Why Hulu’s Streaming TV Service Is Huge News

Hulu streaming TV serviceAmericans are consuming television in much different ways than previous generations. By and large, they are flocking to on-demand content  ̶  the ability to watch whatever show they want, across networks, whenever they want to  ̶  and aren’t happy paying for high-priced cable packages to do it.
The rise of Internet streaming from companies like Netflix (NASDQ: NFLX) and Hulu led to the bingeing trend, in which consumers watch multiple episodes at once on their streaming devices and smartphones. The latest advancement in streaming television is over-the-top and skinny bundles, which are smaller packages of individual channels that customers can purchase for a lower price each month.
Hulu recently announced it is making a big splash in this business, and in the process, is taking the fight directly to the cable companies’ doorsteps.

Hulu Declares War

Hulu is jointly owned by The Walt Disney Co. (NYSE: DIS), 21st Century Fox (NASDAQ: FOXA) and Comcast (NASDAQ: CMCSA) subsidiary NBCUniversal.
According to The Wall Street Journal, Hulu is working on a new subscription-based streaming TV service. Consumers will be reportedly be able to buy a package of channels for $40 per month. Hulu hopes to launch the service as early as the first quarter of next year.Hulu streaming TV service
The Journal reports that Disney and 21st Century Fox are close to an agreement with Hulu to allow their channels to become available on the service. One notable holdout is Comcast, which has not yet come to an agreement with Hulu.
Comcast is in a difficult position. On one hand, it has an interest in keeping the streaming movement down. After all, it stands to lose a lot of customers, and profit, if skinny bundles catch on with consumers.
On the other hand, it owns NBCUniversal. If skinny bundles do become a hit with consumers, it doesn’t want its own networks to miss out.
From Hulu’s perspective, this is huge news. By selling its own skinny bundle, it’s taking the fight directly to the cable companies’ doorsteps.

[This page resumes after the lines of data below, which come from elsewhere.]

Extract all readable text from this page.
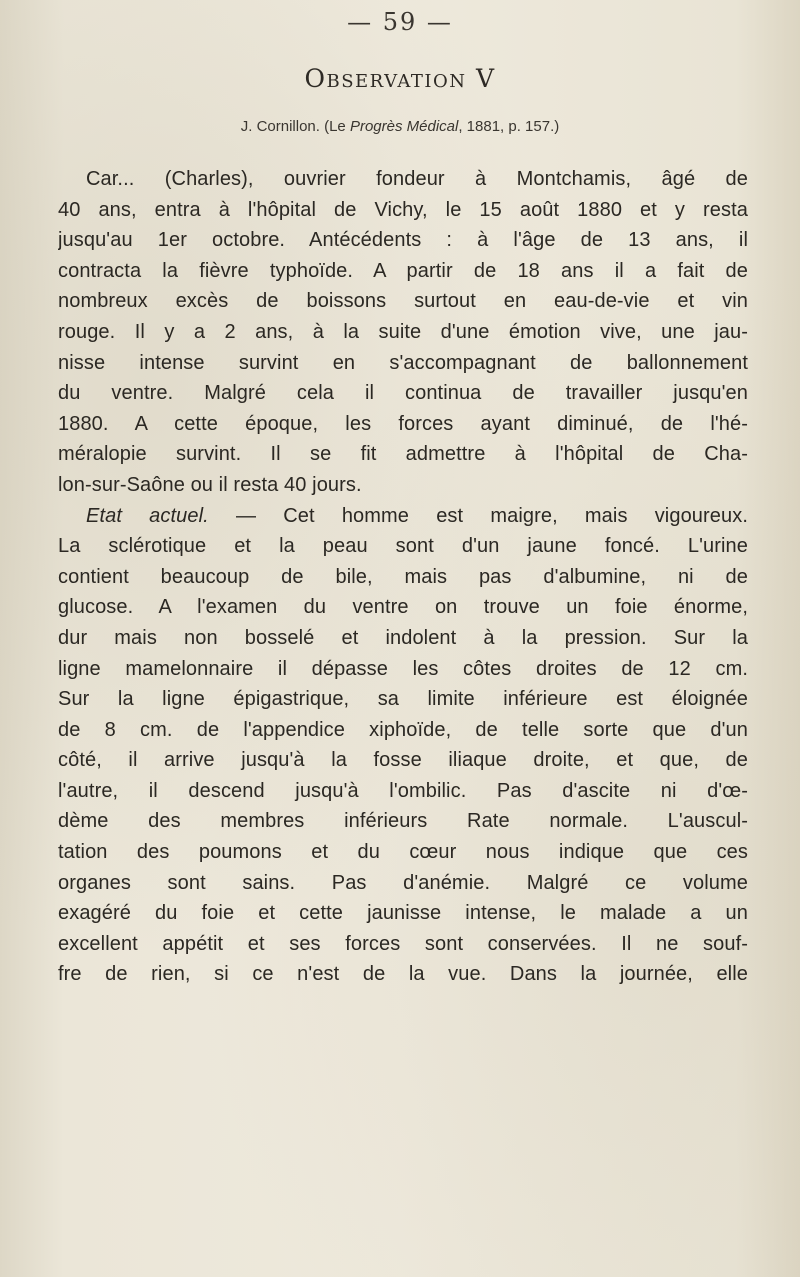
— 59 —
Observation V
J. Cornillon. (Le Progrès Médical, 1881, p. 157.)
Car... (Charles), ouvrier fondeur à Montchamis, âgé de
40 ans, entra à l'hôpital de Vichy, le 15 août 1880 et y resta
jusqu'au 1er octobre. Antécédents : à l'âge de 13 ans, il
contracta la fièvre typhoïde. A partir de 18 ans il a fait de
nombreux excès de boissons surtout en eau-de-vie et vin
rouge. Il y a 2 ans, à la suite d'une émotion vive, une jau-
nisse intense survint en s'accompagnant de ballonnement
du ventre. Malgré cela il continua de travailler jusqu'en
1880. A cette époque, les forces ayant diminué, de l'hé-
méralopie survint. Il se fit admettre à l'hôpital de Cha-
lon-sur-Saône ou il resta 40 jours.
Etat actuel. — Cet homme est maigre, mais vigoureux.
La sclérotique et la peau sont d'un jaune foncé. L'urine
contient beaucoup de bile, mais pas d'albumine, ni de
glucose. A l'examen du ventre on trouve un foie énorme,
dur mais non bosselé et indolent à la pression. Sur la
ligne mamelonnaire il dépasse les côtes droites de 12 cm.
Sur la ligne épigastrique, sa limite inférieure est éloignée
de 8 cm. de l'appendice xiphoïde, de telle sorte que d'un
côté, il arrive jusqu'à la fosse iliaque droite, et que, de
l'autre, il descend jusqu'à l'ombilic. Pas d'ascite ni d'œ-
dème des membres inférieurs Rate normale. L'auscul-
tation des poumons et du cœur nous indique que ces
organes sont sains. Pas d'anémie. Malgré ce volume
exagéré du foie et cette jaunisse intense, le malade a un
excellent appétit et ses forces sont conservées. Il ne souf-
fre de rien, si ce n'est de la vue. Dans la journée, elle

Winds of Change in Television

Hulu is making a bold move by embracing the changes taking place in the television business. The cord-cutting trend is very real, and Hulu knows it. Consumers are increasingly ditching high-priced cable and satellite TV packages, meaning there is great potential for more moderately priced, slimmer bundles.
In a sense, none of this should be a surprise. For years, cable companies received notoriously poor ratings from consumers in terms of customer service and perceived value. One can hardly blame consumers for being frustrated; it makes little sense to pay for an expensive cable package with hundreds of channels, the majority of which many consumers don’t regularly watch.
This is a visionary move for Hulu, which itself helped build the streaming phenomenon. Going forward, Hulu could take significant market share by undercutting cable and satellite companies.
As a result, cable and satellite television face an uncertain future. Some companies have coalesced to the reality, such as Dish Network (NASDAQ: DISH), which offers its own skinny bundle called Sling TV, for $20 per month.
It seems the path of least resistance for Comcast would be to follow suit, and come to grips with the changing reality. It will likely be a painful transition for cable and satellite companies, as skinny bundles would likely carry lower margins than their current cash-cow bundle packages.
But the alternative is far worse: cable and satellite could become irrelevant over the long term, if the shift to streaming TV accelerates. The good news for investors is that Comcast has prepared for this by diversifying into media with NBCUniversal and its stake in Hulu.
The winds of change are blowing in the television business. The companies that continue to thrive will be those that embrace change instead of denying it exists. Cable, satellite and even the networks need to adapt, as the case of Hulu’s impending streaming service demonstrates.